Fare sport intensamente costa fatica e non tutti riescono a farlo diventare un'abitudine come lavarsi i denti, ma hanno bisogno di una buona dose di passione, che tuttavia va incanalata in modo corretto altrimenti diventa controproducente. Il problema della passione è che richiede sempre nuovi stimoli, richiede una evoluzione, altrimenti la motivazione diminuisce e viene meno la voglia di soffrire, la fatica aumenta sempre di più e si rischia di mollare. Il miglioramento continuo è una molla formidabile che ci dà la motivazione per spingere sempre più al fine di raggiungere i nostri limiti fisiologici. Bisogna tuttavia comprendere che prima o poi si raggiungono i propri limiti e non si progredisce più, e allora che si fa? Si possono fare molte cose... Per esempio mollare tutto. Per esepio incorrere in infortuni continui, come capita spesso a chi sceglie un solo sport ad alto rischio come la corsa o il calcio, fino a non poter più praticare sport.

Oppure si può scegliere una strategia multisport, che limita drasticamente la probabilità di infortunio, e che ritarda di molti anni il raggiungimento delle massime prestazioni. Tuttavia, prima o poi anche con la strategia multisport bisogna capire che i fattori la cui somma dà la nostra motivazione non possono essere costituiti solo dalla voglia di migliorarsi, ci vuole anche altro.

 

 

La motivazione salutistica è certamente una molla molto potente, che non farei rientrare nell'ambito della passione, quando piuttosto delle abitudini. L'esempio del lavarsi i denti è interessante: se non ti lavi i denti, provi fastidio perché hai la sensazione di avere la bocca sporca, hai l'alito cattivo, e sai che dopo qualche mese avrai seri problemi di salute orale. Tutti fanno inconsciamente questo ragionamento e si lavano i denti tutti i giorni. Tuttavia, c'è modo e modo di lavarsi i denti: da quando ho dedicato un po' di attenzione al problema ho imparato in qualche settimana a lavarmi bene i denti e la lingua ho eliminato i piccoli problemi di gengive sanguinanti che avevo in precedenza.

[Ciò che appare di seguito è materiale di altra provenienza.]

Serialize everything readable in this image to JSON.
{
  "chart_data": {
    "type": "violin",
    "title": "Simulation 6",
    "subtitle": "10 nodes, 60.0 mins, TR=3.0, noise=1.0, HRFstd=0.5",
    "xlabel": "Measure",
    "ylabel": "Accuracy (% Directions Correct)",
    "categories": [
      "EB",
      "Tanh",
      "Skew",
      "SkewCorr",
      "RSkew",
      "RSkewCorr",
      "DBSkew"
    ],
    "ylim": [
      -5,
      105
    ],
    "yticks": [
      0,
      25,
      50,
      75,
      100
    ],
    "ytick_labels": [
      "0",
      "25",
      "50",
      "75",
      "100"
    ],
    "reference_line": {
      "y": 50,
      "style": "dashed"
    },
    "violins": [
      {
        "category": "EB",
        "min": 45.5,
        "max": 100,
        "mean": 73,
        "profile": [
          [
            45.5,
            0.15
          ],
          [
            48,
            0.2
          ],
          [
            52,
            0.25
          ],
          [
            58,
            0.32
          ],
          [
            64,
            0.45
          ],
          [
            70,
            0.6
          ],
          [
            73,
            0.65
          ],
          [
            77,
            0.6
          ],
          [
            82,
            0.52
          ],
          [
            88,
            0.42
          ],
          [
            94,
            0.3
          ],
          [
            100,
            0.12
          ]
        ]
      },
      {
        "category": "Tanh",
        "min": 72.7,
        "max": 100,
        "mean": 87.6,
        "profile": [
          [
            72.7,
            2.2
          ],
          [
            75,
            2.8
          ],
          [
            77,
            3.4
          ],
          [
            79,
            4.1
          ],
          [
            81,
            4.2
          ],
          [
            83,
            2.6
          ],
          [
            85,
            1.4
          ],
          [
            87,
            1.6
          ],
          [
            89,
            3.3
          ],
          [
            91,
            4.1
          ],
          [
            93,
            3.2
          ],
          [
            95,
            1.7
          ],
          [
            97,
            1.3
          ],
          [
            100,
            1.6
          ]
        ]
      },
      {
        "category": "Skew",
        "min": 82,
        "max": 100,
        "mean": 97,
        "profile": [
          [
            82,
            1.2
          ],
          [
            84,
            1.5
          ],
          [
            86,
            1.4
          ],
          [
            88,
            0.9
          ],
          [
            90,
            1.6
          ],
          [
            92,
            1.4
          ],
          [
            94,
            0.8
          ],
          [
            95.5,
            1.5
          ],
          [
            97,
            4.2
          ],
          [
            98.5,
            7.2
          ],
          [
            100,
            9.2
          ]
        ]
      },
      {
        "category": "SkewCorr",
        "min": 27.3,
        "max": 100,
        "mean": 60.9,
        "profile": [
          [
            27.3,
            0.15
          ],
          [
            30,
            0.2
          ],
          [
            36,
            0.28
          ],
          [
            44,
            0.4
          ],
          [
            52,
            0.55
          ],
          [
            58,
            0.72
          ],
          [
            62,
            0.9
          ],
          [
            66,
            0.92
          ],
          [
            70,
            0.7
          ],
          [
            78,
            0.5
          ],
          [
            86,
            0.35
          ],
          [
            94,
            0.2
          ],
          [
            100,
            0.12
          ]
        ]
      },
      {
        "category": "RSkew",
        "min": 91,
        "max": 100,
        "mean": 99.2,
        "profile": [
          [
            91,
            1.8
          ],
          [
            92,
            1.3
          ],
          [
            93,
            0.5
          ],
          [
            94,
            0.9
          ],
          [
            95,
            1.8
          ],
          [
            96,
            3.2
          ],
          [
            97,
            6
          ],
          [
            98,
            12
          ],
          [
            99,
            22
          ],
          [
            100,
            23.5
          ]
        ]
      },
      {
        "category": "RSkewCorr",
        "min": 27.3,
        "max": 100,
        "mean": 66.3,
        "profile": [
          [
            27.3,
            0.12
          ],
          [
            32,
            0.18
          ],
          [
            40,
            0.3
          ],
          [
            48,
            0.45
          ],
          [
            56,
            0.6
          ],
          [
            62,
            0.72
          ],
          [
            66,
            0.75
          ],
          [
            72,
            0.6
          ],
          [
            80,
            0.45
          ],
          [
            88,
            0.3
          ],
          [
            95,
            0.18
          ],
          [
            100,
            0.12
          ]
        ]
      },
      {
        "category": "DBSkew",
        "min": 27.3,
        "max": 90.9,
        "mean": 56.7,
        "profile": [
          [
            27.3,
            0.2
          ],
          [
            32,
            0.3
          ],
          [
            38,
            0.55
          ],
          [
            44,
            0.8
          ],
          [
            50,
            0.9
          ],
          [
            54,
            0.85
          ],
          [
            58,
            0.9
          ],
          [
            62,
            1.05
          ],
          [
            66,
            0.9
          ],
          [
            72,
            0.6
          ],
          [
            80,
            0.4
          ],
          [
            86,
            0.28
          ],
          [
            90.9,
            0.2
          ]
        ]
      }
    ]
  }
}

Per lo sport vale lo stesso principio: bisogna farlo diventare un'abitudine, una cosa che se non si pratica, si vive peggio. Per esempio perché si può mangiare meno, perché si diventa deboli, non si scarica lo stress, compaiono mal di schiena e altri acciacchi, ecc. Però non si deve solo praticare, senza studiare prima come praticarlo bene: ecco che bisogna dedicare del tempo anche alla teoria, leggendosi qualche libro o facendosi aiutare dagli esperti.

Poi le motivazione vengono da sè, basta guardarsi attorno e non essere statici. Un paio di esempi.

Dieci anni fa il mio rapporto con lo sci si era incrinato, non mi divertivo più dopo 20 anni di divertimento. Poi sono nati i nuovi modelli di sci, i "carving", e la mia sciata grazie a questi nuovi attrezzi ha fatto un salto di qualità enorme. Ricordo come se fosse ieri quando noleggiai i primi carving a Pampeago: sul muro ghiacciato della pista dell'Agnello piegavo talmente tanto che sentivo i pantaloni della tuta strisciare sulla neve a livello dei polpacci. La passione per lo sci è rinata.

Dopo 2 anni di allenamento "scientifico" i miei tempi a nuoto non miglioravano più e iniziavo a stancarmi. Ora ho scoperto un nuoto metodo di allenamento che ha rivoluzionato completamente il mio modo di nuotare: in 2 settimane sono passato da 25 a 18 bracciate per vasca. Ora vado in piscina con un entusiamo pari a quello di un bambino che si alza la mattina di Natale con i regali che lo aspettano sotto l'albero. So bene che anche questa fase finirà... Ma sono certo che me ne aspetta un'altra, se saprò cercarla.